Most people don't believe in magic, but they may still wish for a good outcome by knocking on wood. Magical thinking—the need to believe that one’s hopes and desires can have an effect on how the world turns—is everywhere. Spirits, ghosts, patterns, and signs seem to be everywhere, especially if you look for them. People tend to make connections between mystical thinking and real-life events, even when it’s not rational. Of course, some of this is animistic thinking, with the belief that the sup
When Magical Thinking Becomes Part of Your Identity
Living with magical thinking over time can lead to a fusion of identity and diagnosis. You may find yourself thinking "I am magical thinking" rather than "I have magical thinking." This identity fusion has significant consequences:
- Reduces motivation (why try if this is just who I am?)

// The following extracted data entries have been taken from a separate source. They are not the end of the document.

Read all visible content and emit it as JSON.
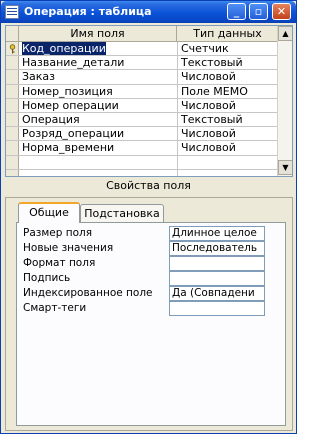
{
  "window": {
    "title": "Операция : таблица"
  },
  "grid": {
    "headers": {
      "field_name": "Имя поля",
      "data_type": "Тип данных"
    },
    "rows": [
      {
        "name": "Код_операции",
        "type": "Счетчик"
      },
      {
        "name": "Название_детали",
        "type": "Текстовый"
      },
      {
        "name": "Заказ",
        "type": "Числовой"
      },
      {
        "name": "Номер_позиция",
        "type": "Поле MEMO"
      },
      {
        "name": "Номер операции",
        "type": "Числовой"
      },
      {
        "name": "Операция",
        "type": "Текстовый"
      },
      {
        "name": "Розряд_операции",
        "type": "Числовой"
      },
      {
        "name": "Норма_времени",
        "type": "Числовой"
      },
      {
        "name": "",
        "type": ""
      },
      {
        "name": "",
        "type": ""
      }
    ]
  },
  "section_label": "Свойства поля",
  "tabs": [
    {
      "label": "Общие"
    },
    {
      "label": "Подстановка"
    }
  ],
  "properties": [
    {
      "label": "Размер поля",
      "value": "Длинное целое"
    },
    {
      "label": "Новые значения",
      "value": "Последователь"
    },
    {
      "label": "Формат поля",
      "value": ""
    },
    {
      "label": "Подпись",
      "value": ""
    },
    {
      "label": "Индексированное поле",
      "value": "Да (Совпадени"
    },
    {
      "label": "Смарт-теги",
      "value": ""
    }
  ]
}
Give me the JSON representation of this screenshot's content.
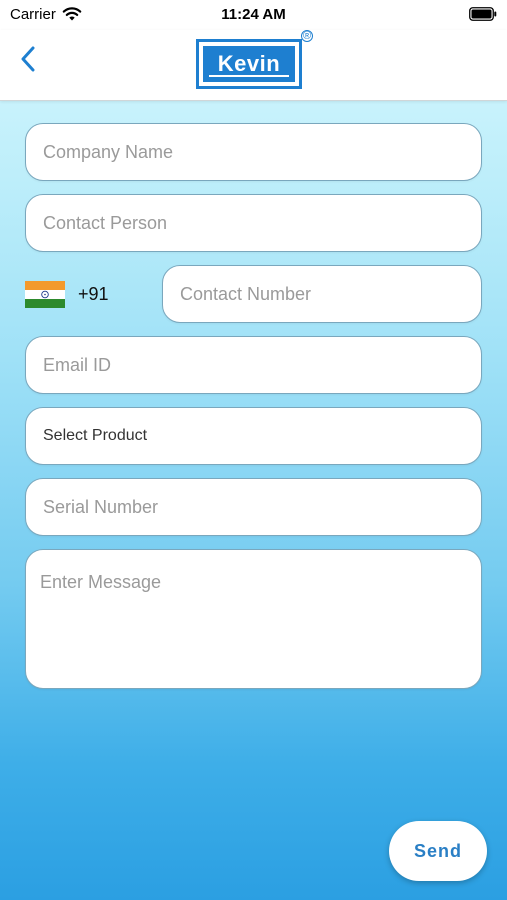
{
  "status_bar": {
    "carrier": "Carrier",
    "time": "11:24 AM"
  },
  "header": {
    "logo_text": "Kevin",
    "registered_mark": "®",
    "back_icon": "chevron-left-icon"
  },
  "form": {
    "company_name_placeholder": "Company Name",
    "contact_person_placeholder": "Contact Person",
    "country_flag": "india-flag-icon",
    "country_code": "+91",
    "contact_number_placeholder": "Contact Number",
    "email_placeholder": "Email ID",
    "product_select_label": "Select Product",
    "serial_number_placeholder": "Serial Number",
    "message_placeholder": "Enter Message"
  },
  "actions": {
    "send_label": "Send"
  },
  "colors": {
    "brand": "#1e7fd0",
    "background_top": "#d7f8ff",
    "background_bottom": "#2b9fe2",
    "send_text": "#2a7fc5"
  }
}
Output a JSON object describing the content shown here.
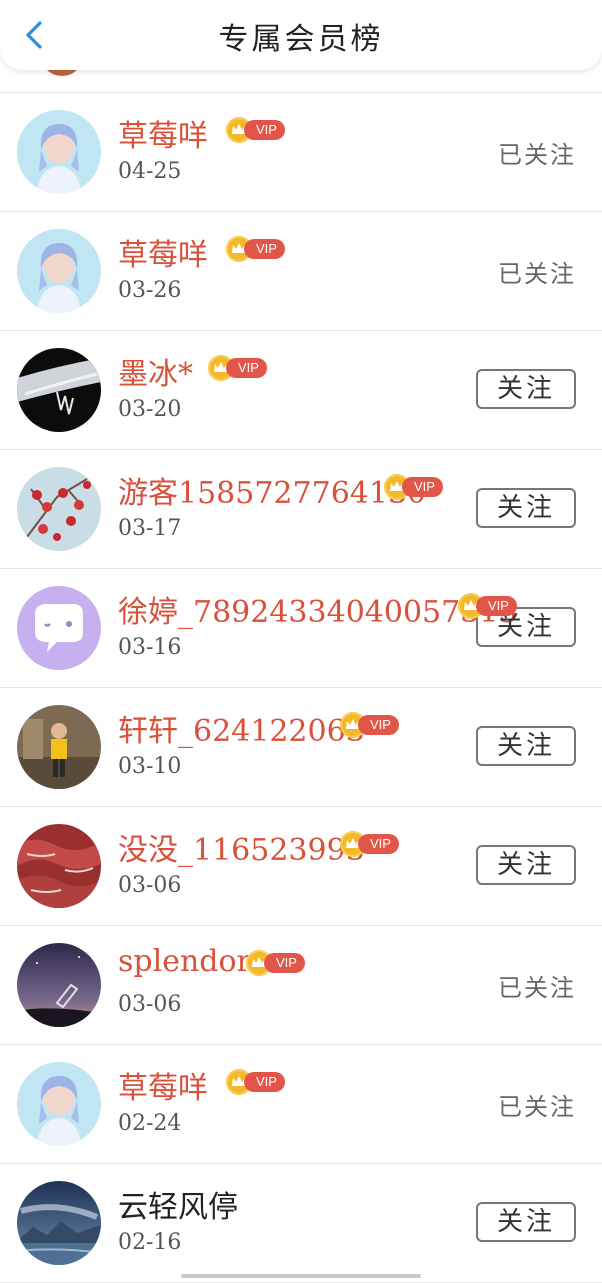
{
  "header": {
    "title": "专属会员榜"
  },
  "vip_label": "VIP",
  "members": [
    {
      "name": "草莓咩",
      "date": "04-25",
      "vip": true,
      "status": "已关注",
      "avatar": "avatar-blue-hair-girl"
    },
    {
      "name": "草莓咩",
      "date": "03-26",
      "vip": true,
      "status": "已关注",
      "avatar": "avatar-blue-hair-girl"
    },
    {
      "name": "墨冰*",
      "date": "03-20",
      "vip": true,
      "status": "关注",
      "avatar": "avatar-black-jewelry"
    },
    {
      "name": "游客1585727764130",
      "date": "03-17",
      "vip": true,
      "status": "关注",
      "avatar": "avatar-red-berries-snow"
    },
    {
      "name": "徐婷_78924334040057315",
      "date": "03-16",
      "vip": true,
      "status": "关注",
      "avatar": "avatar-purple-chat-bubble"
    },
    {
      "name": "轩轩_624122063",
      "date": "03-10",
      "vip": true,
      "status": "关注",
      "avatar": "avatar-child-yellow-shirt"
    },
    {
      "name": "没没_116523993",
      "date": "03-06",
      "vip": true,
      "status": "关注",
      "avatar": "avatar-red-meat"
    },
    {
      "name": "splendor",
      "date": "03-06",
      "vip": true,
      "status": "已关注",
      "avatar": "avatar-night-sky-telescope"
    },
    {
      "name": "草莓咩",
      "date": "02-24",
      "vip": true,
      "status": "已关注",
      "avatar": "avatar-blue-hair-girl"
    },
    {
      "name": "云轻风停",
      "date": "02-16",
      "vip": false,
      "status": "关注",
      "avatar": "avatar-mountain-sea-night"
    }
  ],
  "colors": {
    "vip_name": "#d9513b",
    "back_arrow": "#2a8fe0",
    "vip_tag": "#e2564a",
    "crown_coin": "#f4b92a"
  }
}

- Increases shame and stigma internalization
- Makes recovery feel like losing part of yourself
- Limits how others see you (and how you see yourself)
Reclaiming a Multidimensional Identity
Your identity is vastly larger than magical thinking. A powerful exercise: complete this sentence 20 times with anything other than your struggles:
"I am someone who ___________"
Values, roles, relationships, interests, history, capabilities — all form your identity.
Magical Thinking as One Chapter, Not the Whole Story
Narrative therapy offers a powerful reframe: magical thinking is one story in a much larger life narrative. You are the author, not the character defined by struggle.
Externalizing the problem: Practice talking about "Magical Thinking that visits me" rather than "my Magical Thinking." This linguistic shift creates psychological distance and agency.
Building Identity Beyond Magical Thinking
- Invest in relationships that see your full self, not just your struggles
- Pursue interests unrelated to mental health — art, sport, learning, creativity
- Find meaning — purpose larger than symptom management provides identity anchor
- Contribute to others — giving to others builds positive identity components
- Celebrate growth — document how you've changed, overcome, adapted
The Strengths That Magical Thinking Builds
Many people find that navigating magical thinking develops genuine strengths: deep empathy, resilience, self-awareness, creativity, and a hard-won wisdom about what matters in life.